Marks pet needs to eat at least 18 grams of fiber but less than 25 grams of protein each day. Mark gives his dog Food A and Food B throughout the day. Food A has 2 grams of fiber and 3 grams of protein in each serving. Food B has 4 grams of fiber and 1 gram of protein for each serving.

a. Write a system of inequalities that determine the maximum and minimum amount of each food Mark can give his pet each day. Will the amount of Food A or B ever be negative? Please account for this in your system of inequalities.
b. Give three solutions that would solve Marks pet needs. Show that each solution works.

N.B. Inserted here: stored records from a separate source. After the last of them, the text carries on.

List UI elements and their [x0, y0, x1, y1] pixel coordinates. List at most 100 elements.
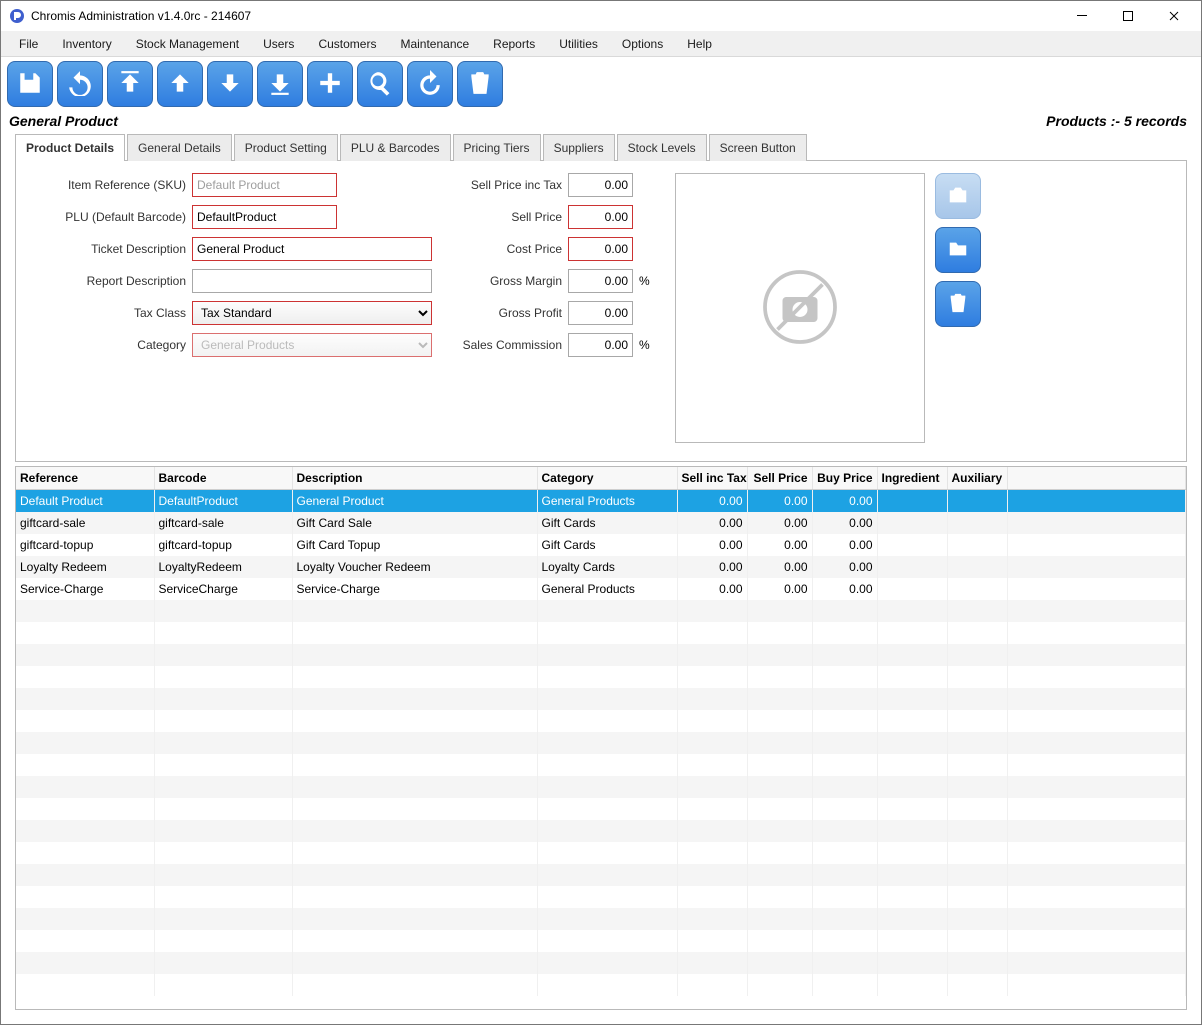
no-image-icon	[760, 267, 840, 350]
menu-maintenance[interactable]: Maintenance	[390, 33, 479, 55]
menu-customers[interactable]: Customers	[308, 33, 386, 55]
table-row-empty	[16, 930, 1186, 952]
table-row-empty	[16, 864, 1186, 886]
minimize-button[interactable]	[1059, 1, 1105, 31]
col-spacer	[1007, 467, 1186, 490]
browse-image-button[interactable]	[935, 227, 981, 273]
menu-inventory[interactable]: Inventory	[52, 33, 121, 55]
label-ticket: Ticket Description	[26, 242, 186, 256]
tab-pricing-tiers[interactable]: Pricing Tiers	[453, 134, 541, 161]
search-button[interactable]	[357, 61, 403, 107]
label-taxclass: Tax Class	[26, 306, 186, 320]
products-grid[interactable]: Reference Barcode Description Category S…	[15, 466, 1187, 1010]
product-image-placeholder	[675, 173, 925, 443]
tab-product-details[interactable]: Product Details	[15, 134, 125, 161]
col-barcode[interactable]: Barcode	[154, 467, 292, 490]
tab-plu-barcodes[interactable]: PLU & Barcodes	[340, 134, 451, 161]
select-category[interactable]: General Products	[192, 333, 432, 357]
col-buyprice[interactable]: Buy Price	[812, 467, 877, 490]
menu-users[interactable]: Users	[253, 33, 304, 55]
input-sellinc[interactable]	[568, 173, 633, 197]
input-profit[interactable]	[568, 301, 633, 325]
first-icon	[117, 70, 143, 99]
search-icon	[367, 70, 393, 99]
add-button[interactable]	[307, 61, 353, 107]
table-row-empty	[16, 666, 1186, 688]
table-row[interactable]: Default ProductDefaultProductGeneral Pro…	[16, 490, 1186, 512]
label-sku: Item Reference (SKU)	[26, 178, 186, 192]
folder-icon	[947, 238, 969, 263]
table-row-empty	[16, 688, 1186, 710]
refresh-button[interactable]	[407, 61, 453, 107]
refresh-icon	[417, 70, 443, 99]
table-row-empty	[16, 622, 1186, 644]
col-sellprice[interactable]: Sell Price	[747, 467, 812, 490]
capture-image-button[interactable]	[935, 173, 981, 219]
next-button[interactable]	[207, 61, 253, 107]
tab-suppliers[interactable]: Suppliers	[543, 134, 615, 161]
input-cost[interactable]	[568, 237, 633, 261]
app-icon	[9, 8, 25, 24]
table-row-empty	[16, 754, 1186, 776]
col-category[interactable]: Category	[537, 467, 677, 490]
table-row-empty	[16, 820, 1186, 842]
table-row-empty	[16, 974, 1186, 996]
save-icon	[17, 70, 43, 99]
product-details-panel: Item Reference (SKU) PLU (Default Barcod…	[15, 160, 1187, 462]
table-row[interactable]: giftcard-salegiftcard-saleGift Card Sale…	[16, 512, 1186, 534]
prev-button[interactable]	[157, 61, 203, 107]
delete-button[interactable]	[457, 61, 503, 107]
table-row-empty	[16, 600, 1186, 622]
label-commission: Sales Commission	[452, 338, 562, 352]
input-sell[interactable]	[568, 205, 633, 229]
tab-screen-button[interactable]: Screen Button	[709, 134, 807, 161]
menu-options[interactable]: Options	[612, 33, 673, 55]
pct-2: %	[639, 338, 651, 352]
titlebar: Chromis Administration v1.4.0rc - 214607	[1, 1, 1201, 31]
trash-icon	[467, 70, 493, 99]
input-margin[interactable]	[568, 269, 633, 293]
delete-image-button[interactable]	[935, 281, 981, 327]
tabs: Product Details General Details Product …	[1, 133, 1201, 160]
table-row-empty	[16, 886, 1186, 908]
input-ticket[interactable]	[192, 237, 432, 261]
input-sku[interactable]	[192, 173, 337, 197]
input-commission[interactable]	[568, 333, 633, 357]
first-button[interactable]	[107, 61, 153, 107]
pct-1: %	[639, 274, 651, 288]
table-row-empty	[16, 908, 1186, 930]
close-button[interactable]	[1151, 1, 1197, 31]
col-reference[interactable]: Reference	[16, 467, 154, 490]
undo-button[interactable]	[57, 61, 103, 107]
up-icon	[167, 70, 193, 99]
input-plu[interactable]	[192, 205, 337, 229]
menu-utilities[interactable]: Utilities	[549, 33, 608, 55]
camera-icon	[947, 184, 969, 209]
col-description[interactable]: Description	[292, 467, 537, 490]
tab-general-details[interactable]: General Details	[127, 134, 232, 161]
select-taxclass[interactable]: Tax Standard	[192, 301, 432, 325]
save-button[interactable]	[7, 61, 53, 107]
last-button[interactable]	[257, 61, 303, 107]
table-row[interactable]: Service-ChargeServiceChargeService-Charg…	[16, 578, 1186, 600]
table-row-empty	[16, 776, 1186, 798]
label-profit: Gross Profit	[452, 306, 562, 320]
menu-file[interactable]: File	[9, 33, 48, 55]
col-sellinc[interactable]: Sell inc Tax	[677, 467, 747, 490]
col-ingredient[interactable]: Ingredient	[877, 467, 947, 490]
menu-reports[interactable]: Reports	[483, 33, 545, 55]
menu-help[interactable]: Help	[677, 33, 722, 55]
menubar: File Inventory Stock Management Users Cu…	[1, 31, 1201, 57]
input-report[interactable]	[192, 269, 432, 293]
tab-product-setting[interactable]: Product Setting	[234, 134, 338, 161]
tab-stock-levels[interactable]: Stock Levels	[617, 134, 707, 161]
subheader: General Product Products :- 5 records	[1, 111, 1201, 133]
col-auxiliary[interactable]: Auxiliary	[947, 467, 1007, 490]
table-row[interactable]: giftcard-topupgiftcard-topupGift Card To…	[16, 534, 1186, 556]
table-row[interactable]: Loyalty RedeemLoyaltyRedeemLoyalty Vouch…	[16, 556, 1186, 578]
menu-stock-management[interactable]: Stock Management	[126, 33, 249, 55]
plus-icon	[317, 70, 343, 99]
grid-header-row: Reference Barcode Description Category S…	[16, 467, 1186, 490]
table-row-empty	[16, 952, 1186, 974]
maximize-button[interactable]	[1105, 1, 1151, 31]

a. Let's assume Mark gives x servings of Food A and y servings of Food B.

The amount of fiber from Food A would be 2x grams.
The amount of fiber from Food B would be 4y grams.
The total fiber intake should be between 18 and 25 grams, so we can write the inequality as:

2x + 4y >= 18 and 2x + 4y <= 25

The amount of protein from Food A would be 3x grams.
The amount of protein from Food B would be 1y grams.
The total protein intake should be less than 25 grams, so we can write the inequality as:

3x + 1y <= 25

To account for the fact that the amount of each food cannot be negative, we add the following constraints:

x >= 0 and y >= 0

So, the system of inequalities is:

2x + 4y >= 18
2x + 4y <= 25
3x + y <= 25
x >= 0
y >= 0

b. Let's find three solutions for this system of inequalities:

Solution 1:
x = 2, y = 3
- food A: 2 servings * 2 grams/serving = 4 grams of fiber
- food B: 3 servings * 4 grams/serving = 12 grams of fiber
- total fiber = 4 + 12 = 16 grams (less than the required minimum of 18 grams)
- food A: 2 servings * 3 grams/serving = 6 grams of protein
- food B: 3 servings * 1 gram/serving = 3 grams of protein
- total protein = 6 + 3 = 9 grams (less than the required maximum of 25 grams)

Solution 2:
x = 4, y = 0
- food A: 4 servings * 2 grams/serving = 8 grams of fiber
- food B: 0 servings * 4 grams/serving = 0 grams of fiber
- total fiber = 8 + 0 = 8 grams (less than the required minimum of 18 grams)
- food A: 4 servings * 3 grams/serving = 12 grams of protein
- food B: 0 servings * 1 gram/serving = 0 grams of protein
- total protein = 12 + 0 = 12 grams (less than the required maximum of 25 grams)

Solution 3:
x = 3, y = 1
- food A: 3 servings * 2 grams/serving = 6 grams of fiber
- food B: 1 serving * 4 grams/serving = 4 grams of fiber
- total fiber = 6 + 4 = 10 grams (less than the required minimum of 18 grams)
- food A: 3 servings * 3 grams/serving = 9 grams of protein
- food B: 1 serving * 1 gram/serving = 1 gram of protein
- total protein = 9 + 1 = 10 grams (less than the required maximum of 25 grams)

These three solutions show that it is not possible to find an allocation of food servings that satisfies the given constraints.